Rita elle aussi était passé par là ; mais le jeune barine n’entra ici encore que grâce au concours complaisant des doigts qui devaient lui ouvrir l’huis resserré. Ici aussi il entra dans un gîte brûlant se heurtant à des fesses saignantes.

Il sentit le fourreau se contracter deux fois, l’obligeant à deux escales avant d’entrer au port. Ce ne fut qu’à la troisième qu’il fut du voyage. Ce n’était pas surprenant avec le feu qui leur flambait les fesses.

Il voulut les voir à l’œuvre l’une après l’autre, puis les deux ensemble comme on les avait surprises cette nuit. Mais cette posture, elles ne pouvaient guère la prendre à cause de l’état de leurs fesses et l’on renvoya le jeu d’ensemble au lendemain.

Il avait pris à les voir jouer leur solo des forces suffisantes pour prendre Rita, mais debout toujours pour la même raison qu’elle ne pouvait pas s’étendre sur le dos. L’amie pendant l’action caressait les réservoirs du jeune maître d’une main glissée entre ses fesses.

Mina avait ensuite insisté si longtemps, prenant l’objet dans sa bouche, enveloppant même les bourses, qu’elle eût son lot, malgré le jeune âge du jouteur. Rita, tout en jouant avec les rouleaux, postillonnait le jeune barine qui trouva cette façon exquise.

Aussi garda-t-il les deux amies pour ses plaisirs. Il obtint de sa mère, qui le gâtait comme un fils unique, de faire soigner les postérieurs qu’il avait endommagés. Au bout de huit jours, ils étaient redevenus luisants et du plus blanc satin. Il se contentait pour s’exciter à la lutte, d’appliquer pendant qu’elles se livraient un duel de claques sur les fesses des lutteuses. Chacune recevait sa dose car elles variaient les poses à chaque reprise.

Puis quand il était en train il grimpait sur le lit, venant enclouer la croupe empourprée qui était dessus, toujours grâce à l’aide complaisante des doigts de l’enclouée. Il naviguait un moment, puis il s’étendait paresseusement sur la croupe, s’allongeant sur les reins nus, attendant que l’issue vint toute seule. C’était quelquefois à la troisième pression qu’elle arrivait. Il ne manquait jamais, à ce moment là de les mordre à la nuque, les crocs y paraissaient toute la journée.

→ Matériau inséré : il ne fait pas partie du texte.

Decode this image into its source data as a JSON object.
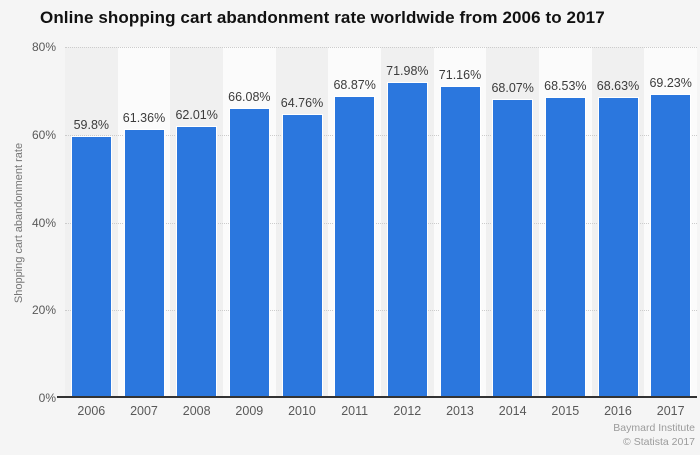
{
  "page": {
    "background_color": "#f5f5f5"
  },
  "header": {
    "title": "Online shopping cart abandonment rate worldwide from 2006 to 2017"
  },
  "footer": {
    "source_line1": "Baymard Institute",
    "source_line2": "© Statista 2017"
  },
  "chart_data": {
    "type": "bar",
    "title": "Online shopping cart abandonment rate worldwide from 2006 to 2017",
    "categories": [
      "2006",
      "2007",
      "2008",
      "2009",
      "2010",
      "2011",
      "2012",
      "2013",
      "2014",
      "2015",
      "2016",
      "2017"
    ],
    "values": [
      59.8,
      61.36,
      62.01,
      66.08,
      64.76,
      68.87,
      71.98,
      71.16,
      68.07,
      68.53,
      68.63,
      69.23
    ],
    "value_labels": [
      "59.8%",
      "61.36%",
      "62.01%",
      "66.08%",
      "64.76%",
      "68.87%",
      "71.98%",
      "71.16%",
      "68.07%",
      "68.53%",
      "68.63%",
      "69.23%"
    ],
    "xlabel": "",
    "ylabel": "Shopping cart abandonment rate",
    "ylim": [
      0,
      80
    ],
    "ytick_values": [
      0,
      20,
      40,
      60,
      80
    ],
    "ytick_labels": [
      "0%",
      "20%",
      "40%",
      "60%",
      "80%"
    ],
    "grid": "horizontal-dotted",
    "legend": "none",
    "bar_color": "#2b77de",
    "bar_border_color": "#ffffff",
    "plot_band_colors": [
      "#f0f0f0",
      "#fbfbfb"
    ],
    "gridline_color": "#cccccc",
    "baseline_color": "#333333"
  }
}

C’était Rita, qui me racontait tout ça deux mois après leur aventure. Elle me montra ses fesses, pour me prouver qu’elles étaient en bon état. Cette découverte eut pour moi un résultat inattendu. Je me mis à les embrasser avec plaisir.

Alors Rita se retourna, m’empoigna, me renversa sur son lit, car nous étions dans sa chambre, leva mes jupes, et vint me faire ce que la dame de quarante ans avait exigé de moi. Je n’aurais jamais soupçonné qu’on put éprouver autant de plaisir par ce procédé. Elle recommença deux fois me causant toujours plus de plaisir.

J’essayai de la payer de retour tant bien que mal, plutôt mal que bien, car depuis cette réciprocité de bons procédés, elle me donna du plaisir en cachette, mais ne voulut rien accepter de moi. Je ne devais pas faire son affaire. J’avais à lui faire oublier une langue trop raffinée, qui lui parlait trop bien tous les jours.

J’avais treize ans et deux mois. C’était la première fois que je goûtais du plaisir par les sens.